About an hour later, Martin responded to Caldwell’s public display of concern by saying, “There’s no reason to panic.”

“There’s ample time” to schedule special hearings and pass Bill 42 within 60 days, Martin said.

New Chair Honolulu City Council Ernie Martin.
After being called out at Caldwell’s press conference, City Council Chairman Ernie Martin said, “I think the mayor lost my number.” Cory Lum/Civil Beat

Instead of a press conference, Caldwell simply could have called him, Martin added.

“I think the mayor lost my number. If you can pass it on to him, he can call me any time. I can walk upstairs. I don’t want to have to burden him with having to come downstairs. It’s easier for him.”

It remains to be seen, however, whether Martin will be able to corral the council votes to pass Bill 42. Two council members, Ikaika Anderson and Kymberly Pine, have expressed interest in running for mayor in 2020.
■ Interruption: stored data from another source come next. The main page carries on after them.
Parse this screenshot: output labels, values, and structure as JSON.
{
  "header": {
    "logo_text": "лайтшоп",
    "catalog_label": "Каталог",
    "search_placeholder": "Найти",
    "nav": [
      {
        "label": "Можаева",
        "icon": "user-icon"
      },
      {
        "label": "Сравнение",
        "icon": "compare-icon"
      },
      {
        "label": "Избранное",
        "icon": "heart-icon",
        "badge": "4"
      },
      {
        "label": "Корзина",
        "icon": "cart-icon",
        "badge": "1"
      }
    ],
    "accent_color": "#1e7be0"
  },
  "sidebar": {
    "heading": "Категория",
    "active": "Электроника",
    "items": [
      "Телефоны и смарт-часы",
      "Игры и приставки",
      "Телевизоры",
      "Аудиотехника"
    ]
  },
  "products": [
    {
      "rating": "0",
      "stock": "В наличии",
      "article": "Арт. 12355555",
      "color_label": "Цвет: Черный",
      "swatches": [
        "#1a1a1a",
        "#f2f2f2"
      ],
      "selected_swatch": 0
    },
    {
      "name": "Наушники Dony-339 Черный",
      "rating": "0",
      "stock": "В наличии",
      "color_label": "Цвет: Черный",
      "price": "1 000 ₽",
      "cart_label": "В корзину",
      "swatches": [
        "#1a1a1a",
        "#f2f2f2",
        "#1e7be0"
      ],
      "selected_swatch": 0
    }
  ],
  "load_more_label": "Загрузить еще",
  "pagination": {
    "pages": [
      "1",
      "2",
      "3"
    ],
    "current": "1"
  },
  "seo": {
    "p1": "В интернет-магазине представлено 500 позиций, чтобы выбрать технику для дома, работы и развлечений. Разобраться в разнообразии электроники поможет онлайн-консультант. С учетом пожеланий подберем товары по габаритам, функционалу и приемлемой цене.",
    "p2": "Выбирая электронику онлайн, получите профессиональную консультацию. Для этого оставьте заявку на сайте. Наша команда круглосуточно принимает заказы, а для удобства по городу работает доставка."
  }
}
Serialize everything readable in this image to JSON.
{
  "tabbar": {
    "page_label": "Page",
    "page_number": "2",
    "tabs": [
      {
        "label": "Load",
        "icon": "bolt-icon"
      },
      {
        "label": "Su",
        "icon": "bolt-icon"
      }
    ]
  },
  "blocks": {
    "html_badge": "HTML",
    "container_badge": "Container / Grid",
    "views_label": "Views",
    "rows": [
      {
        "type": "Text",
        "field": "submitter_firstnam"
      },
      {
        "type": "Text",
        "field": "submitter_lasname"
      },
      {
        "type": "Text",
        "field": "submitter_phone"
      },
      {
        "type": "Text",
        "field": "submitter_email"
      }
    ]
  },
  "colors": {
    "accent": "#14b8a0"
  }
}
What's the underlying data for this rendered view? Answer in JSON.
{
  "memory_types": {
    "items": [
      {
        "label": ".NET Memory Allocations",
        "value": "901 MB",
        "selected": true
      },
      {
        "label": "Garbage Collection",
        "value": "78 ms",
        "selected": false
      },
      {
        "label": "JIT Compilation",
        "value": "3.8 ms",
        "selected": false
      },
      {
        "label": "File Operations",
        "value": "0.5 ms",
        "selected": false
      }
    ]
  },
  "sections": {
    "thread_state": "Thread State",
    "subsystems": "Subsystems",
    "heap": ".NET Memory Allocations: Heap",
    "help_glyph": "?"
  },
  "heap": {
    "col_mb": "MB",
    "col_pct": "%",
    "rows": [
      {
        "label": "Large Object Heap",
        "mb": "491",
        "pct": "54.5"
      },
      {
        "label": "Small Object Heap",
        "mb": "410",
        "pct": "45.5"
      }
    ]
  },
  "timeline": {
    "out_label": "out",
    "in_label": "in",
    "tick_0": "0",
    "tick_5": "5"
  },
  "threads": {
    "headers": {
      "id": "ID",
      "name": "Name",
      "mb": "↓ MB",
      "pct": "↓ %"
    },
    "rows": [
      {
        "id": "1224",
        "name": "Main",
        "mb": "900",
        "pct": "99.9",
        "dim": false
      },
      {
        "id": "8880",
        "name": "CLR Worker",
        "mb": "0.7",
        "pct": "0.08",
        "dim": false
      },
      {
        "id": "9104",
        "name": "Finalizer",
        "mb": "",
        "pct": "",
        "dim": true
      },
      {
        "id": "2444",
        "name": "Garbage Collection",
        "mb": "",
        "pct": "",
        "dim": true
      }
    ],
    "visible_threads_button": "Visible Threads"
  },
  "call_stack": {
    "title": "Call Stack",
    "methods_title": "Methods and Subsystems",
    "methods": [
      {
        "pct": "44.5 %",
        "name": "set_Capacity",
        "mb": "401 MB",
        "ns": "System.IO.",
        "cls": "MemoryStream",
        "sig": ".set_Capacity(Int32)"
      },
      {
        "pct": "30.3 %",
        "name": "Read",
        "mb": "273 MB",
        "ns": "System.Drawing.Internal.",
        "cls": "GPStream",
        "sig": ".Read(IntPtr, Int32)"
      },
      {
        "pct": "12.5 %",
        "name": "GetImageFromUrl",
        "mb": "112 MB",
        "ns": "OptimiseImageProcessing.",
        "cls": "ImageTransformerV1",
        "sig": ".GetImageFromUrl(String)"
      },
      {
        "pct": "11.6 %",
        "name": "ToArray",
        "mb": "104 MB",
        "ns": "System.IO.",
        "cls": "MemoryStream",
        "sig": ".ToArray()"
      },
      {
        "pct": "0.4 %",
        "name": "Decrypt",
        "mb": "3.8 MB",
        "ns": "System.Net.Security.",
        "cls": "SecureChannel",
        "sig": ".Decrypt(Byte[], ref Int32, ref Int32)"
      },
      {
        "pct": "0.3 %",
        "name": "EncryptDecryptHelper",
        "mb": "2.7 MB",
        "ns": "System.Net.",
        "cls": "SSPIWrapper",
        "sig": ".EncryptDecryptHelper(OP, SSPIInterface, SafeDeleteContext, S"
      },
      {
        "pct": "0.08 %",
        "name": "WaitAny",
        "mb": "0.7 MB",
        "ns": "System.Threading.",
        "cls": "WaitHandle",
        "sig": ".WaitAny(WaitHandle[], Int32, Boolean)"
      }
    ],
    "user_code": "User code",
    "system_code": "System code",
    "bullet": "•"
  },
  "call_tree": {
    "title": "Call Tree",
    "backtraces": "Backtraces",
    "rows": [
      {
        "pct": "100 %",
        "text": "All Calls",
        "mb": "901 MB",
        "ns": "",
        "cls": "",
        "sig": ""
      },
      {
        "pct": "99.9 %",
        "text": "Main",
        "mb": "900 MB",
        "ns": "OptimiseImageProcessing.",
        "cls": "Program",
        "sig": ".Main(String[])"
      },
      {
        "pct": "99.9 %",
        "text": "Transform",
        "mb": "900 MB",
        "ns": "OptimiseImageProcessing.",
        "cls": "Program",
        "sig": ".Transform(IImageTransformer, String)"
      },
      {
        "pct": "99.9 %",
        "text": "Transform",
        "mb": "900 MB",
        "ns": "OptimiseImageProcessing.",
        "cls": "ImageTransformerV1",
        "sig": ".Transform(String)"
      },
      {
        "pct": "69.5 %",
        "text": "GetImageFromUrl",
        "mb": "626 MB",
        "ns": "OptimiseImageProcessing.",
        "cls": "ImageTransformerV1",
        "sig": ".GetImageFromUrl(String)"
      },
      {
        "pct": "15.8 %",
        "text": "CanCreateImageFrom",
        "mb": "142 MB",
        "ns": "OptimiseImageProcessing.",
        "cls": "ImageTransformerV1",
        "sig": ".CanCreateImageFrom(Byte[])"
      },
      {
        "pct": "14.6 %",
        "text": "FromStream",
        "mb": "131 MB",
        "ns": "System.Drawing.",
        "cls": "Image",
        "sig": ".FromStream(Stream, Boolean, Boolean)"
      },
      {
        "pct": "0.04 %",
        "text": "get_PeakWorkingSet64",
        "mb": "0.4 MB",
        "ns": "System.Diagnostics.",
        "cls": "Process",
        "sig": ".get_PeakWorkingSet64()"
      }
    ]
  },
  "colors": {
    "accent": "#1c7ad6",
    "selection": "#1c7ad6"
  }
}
Notably, Caldwell refused to commit to the additional $134 million for the rail project that the FTA is also demanding.

Instead, “HART needs to find where they’re going to find that money,” he said. “The taxpayer’s on the hook enough.” Since HART assured the Legislature that it wouldn’t need any more cash, the responsibility should fall to them, he said. “I say, you come up with the solution.”

Some of that money, both Caldwell and HART Executive Director Andy Robbins said, could come from stronger general excise tax collections, which are outpacing projections listed in rail’s 2017 recovery plan.